À partir de cet échantillon de coprolite âgé de 20.000 ans, des séquences d'ADN ont été déterminées pour l'animal mais aussi pour les espèces vivantes qui l'ont alimenté.

Le plus vieil ADN reconnu comme authentique provient de l'os d'un mammouth congelé dans le permafrost de Sibérie, dont l'âge est estimé à environ 50 000 ans.

Les séquences d'ADN de plus d'un million d'années sont qualifiées « d'antédiluviennes ». Toutes les séquences de ce type soit n'ont pas pu être reproduites, soit provenaient d'une contamination par une source externe, identifiée par la suite.

Source - © 1997 J.E. Austin et al., Trends in Ecology and Evolution

Figure 3. Échelle des temps géologiques (en millions d'années) sur laquelle ont été reportées les plus importantes découvertes d'ADN fossile

On constate que la majorité des découvertes se situe dans les 50 000 dernières années, ce qui est en accord avec la durée de vie théorique de la molécule d'ADN.

Ainsi, les séquences d'ADN issues d'inclusions dans l'ambre datant du Miocène (de 5 à 24 millions d'années) ne peuvent pas être obtenues. On a pu montrer que ces inclusions sont fortement modifiées par les processus diagénétiques. De même, on n'a pas pu reproduire les séquences provenant de fossiles compressés de plantes Miocène.

En Ardèche, du matériel fossile a été préservé dans un dépôt de diatomite de 8 à 8,5 millions d'années. Des séquences d'ADN chloroplastique ont été retrouvées dans 11 feuilles fossiles bien conservées. La silice, qui compose la diatomite, est susceptible de se lier à l'ADN et ainsi de le protéger de la dégradation. Cependant, on n'obtient pas de bonne corrélation entre l'identité des plantes fossiles et les séquences d'ADN obtenues.

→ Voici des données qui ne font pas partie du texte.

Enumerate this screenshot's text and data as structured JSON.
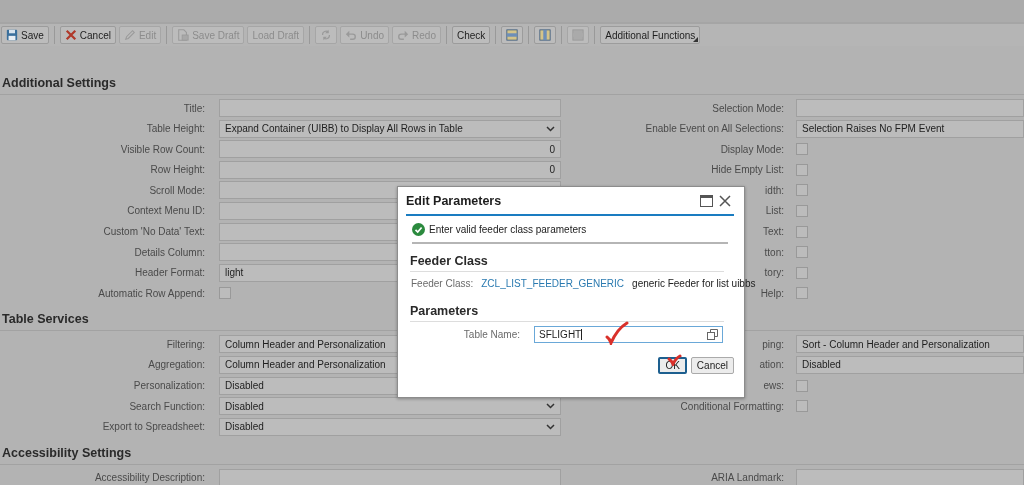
{
  "toolbar": [
    {
      "kind": "save",
      "label": "Save",
      "disabled": false
    },
    {
      "kind": "separator"
    },
    {
      "kind": "cancel",
      "label": "Cancel",
      "disabled": false
    },
    {
      "kind": "edit",
      "label": "Edit",
      "disabled": true
    },
    {
      "kind": "separator"
    },
    {
      "kind": "save-draft",
      "label": "Save Draft",
      "disabled": true
    },
    {
      "kind": "plain",
      "label": "Load Draft",
      "disabled": true
    },
    {
      "kind": "separator"
    },
    {
      "kind": "refresh",
      "disabled": true
    },
    {
      "kind": "undo",
      "label": "Undo",
      "disabled": true
    },
    {
      "kind": "redo",
      "label": "Redo",
      "disabled": true
    },
    {
      "kind": "separator"
    },
    {
      "kind": "plain",
      "label": "Check",
      "disabled": false
    },
    {
      "kind": "separator"
    },
    {
      "kind": "layout-rows",
      "disabled": false
    },
    {
      "kind": "separator"
    },
    {
      "kind": "layout-columns",
      "disabled": false
    },
    {
      "kind": "separator"
    },
    {
      "kind": "layout-rows",
      "disabled": true
    },
    {
      "kind": "separator"
    },
    {
      "kind": "menu",
      "label": "Additional Functions",
      "disabled": false
    }
  ],
  "sections": [
    {
      "title": "Additional Settings",
      "rows": [
        {
          "left": {
            "label": "Title:",
            "kind": "input"
          },
          "right": {
            "label": "Selection Mode:",
            "kind": "input"
          }
        },
        {
          "left": {
            "label": "Table Height:",
            "kind": "select",
            "value": "Expand Container (UIBB) to Display All Rows in Table"
          },
          "right": {
            "label": "Enable Event on All Selections:",
            "kind": "input",
            "value": "Selection Raises No FPM Event"
          }
        },
        {
          "left": {
            "label": "Visible Row Count:",
            "kind": "number",
            "value": "0"
          },
          "right": {
            "label": "Display Mode:",
            "kind": "checkbox",
            "checked": false
          }
        },
        {
          "left": {
            "label": "Row Height:",
            "kind": "number",
            "value": "0"
          },
          "right": {
            "label": "Hide Empty List:",
            "kind": "checkbox",
            "checked": false
          }
        },
        {
          "left": {
            "label": "Scroll Mode:",
            "kind": "input"
          },
          "right": {
            "label": "idth:",
            "kind": "checkbox",
            "checked": false
          }
        },
        {
          "left": {
            "label": "Context Menu ID:",
            "kind": "input"
          },
          "right": {
            "label": "List:",
            "kind": "checkbox",
            "checked": false
          }
        },
        {
          "left": {
            "label": "Custom 'No Data' Text:",
            "kind": "input"
          },
          "right": {
            "label": "Text:",
            "kind": "checkbox",
            "checked": false
          }
        },
        {
          "left": {
            "label": "Details Column:",
            "kind": "input"
          },
          "right": {
            "label": "tton:",
            "kind": "checkbox",
            "checked": false
          }
        },
        {
          "left": {
            "label": "Header Format:",
            "kind": "input",
            "value": "light"
          },
          "right": {
            "label": "tory:",
            "kind": "checkbox",
            "checked": false
          }
        },
        {
          "left": {
            "label": "Automatic Row Append:",
            "kind": "checkbox",
            "checked": false
          },
          "right": {
            "label": "Help:",
            "kind": "checkbox",
            "checked": false
          }
        }
      ]
    },
    {
      "title": "Table Services",
      "rows": [
        {
          "left": {
            "label": "Filtering:",
            "kind": "input",
            "value": "Column Header and Personalization"
          },
          "right": {
            "label": "ping:",
            "kind": "input",
            "value": "Sort - Column Header and Personalization"
          }
        },
        {
          "left": {
            "label": "Aggregation:",
            "kind": "input",
            "value": "Column Header and Personalization"
          },
          "right": {
            "label": "ation:",
            "kind": "input",
            "value": "Disabled"
          }
        },
        {
          "left": {
            "label": "Personalization:",
            "kind": "input",
            "value": "Disabled"
          },
          "right": {
            "label": "ews:",
            "kind": "checkbox",
            "checked": false
          }
        },
        {
          "left": {
            "label": "Search Function:",
            "kind": "select",
            "value": "Disabled"
          },
          "right": {
            "label": "Conditional Formatting:",
            "kind": "checkbox",
            "checked": false
          }
        },
        {
          "left": {
            "label": "Export to Spreadsheet:",
            "kind": "select",
            "value": "Disabled"
          }
        }
      ]
    },
    {
      "title": "Accessibility Settings",
      "rows": [
        {
          "left": {
            "label": "Accessibility Description:",
            "kind": "input"
          },
          "right": {
            "label": "ARIA Landmark:",
            "kind": "input"
          }
        }
      ]
    }
  ],
  "dialog": {
    "title": "Edit Parameters",
    "message": "Enter valid feeder class parameters",
    "feeder_heading": "Feeder Class",
    "feeder_label": "Feeder Class:",
    "feeder_class": "ZCL_LIST_FEEDER_GENERIC",
    "feeder_description": "generic Feeder for list uibbs",
    "parameters_heading": "Parameters",
    "parameter_label": "Table Name:",
    "parameter_value": "SFLIGHT",
    "buttons": [
      {
        "label": "OK",
        "focused": true
      },
      {
        "label": "Cancel",
        "focused": false
      }
    ]
  }
}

Sur le site de Clarkia (Nord de l'Idaho, USA), de l'ADN a été récupéré par deux groupes indépendants à partir de feuilles bien préservées de Magnolia et de Taxodium âgées de 17 à 20 millions d'années. L'état de préservation des biopolymères (comme les polysaccharides et les protéines) de ces feuilles n'a pas permis la reconstitution de l'ADN initial.

D'autres chercheurs ont conduit des travaux de ce type, mais aucun ADN de plante n'a pu être récupéré.

Quant aux séquences extraites d'un os de dinosaure du Crétacé, elles se sont révélées dérivées d'une segment d'ADN mitochondrial inséré dans le génôme humain (un pseudogène).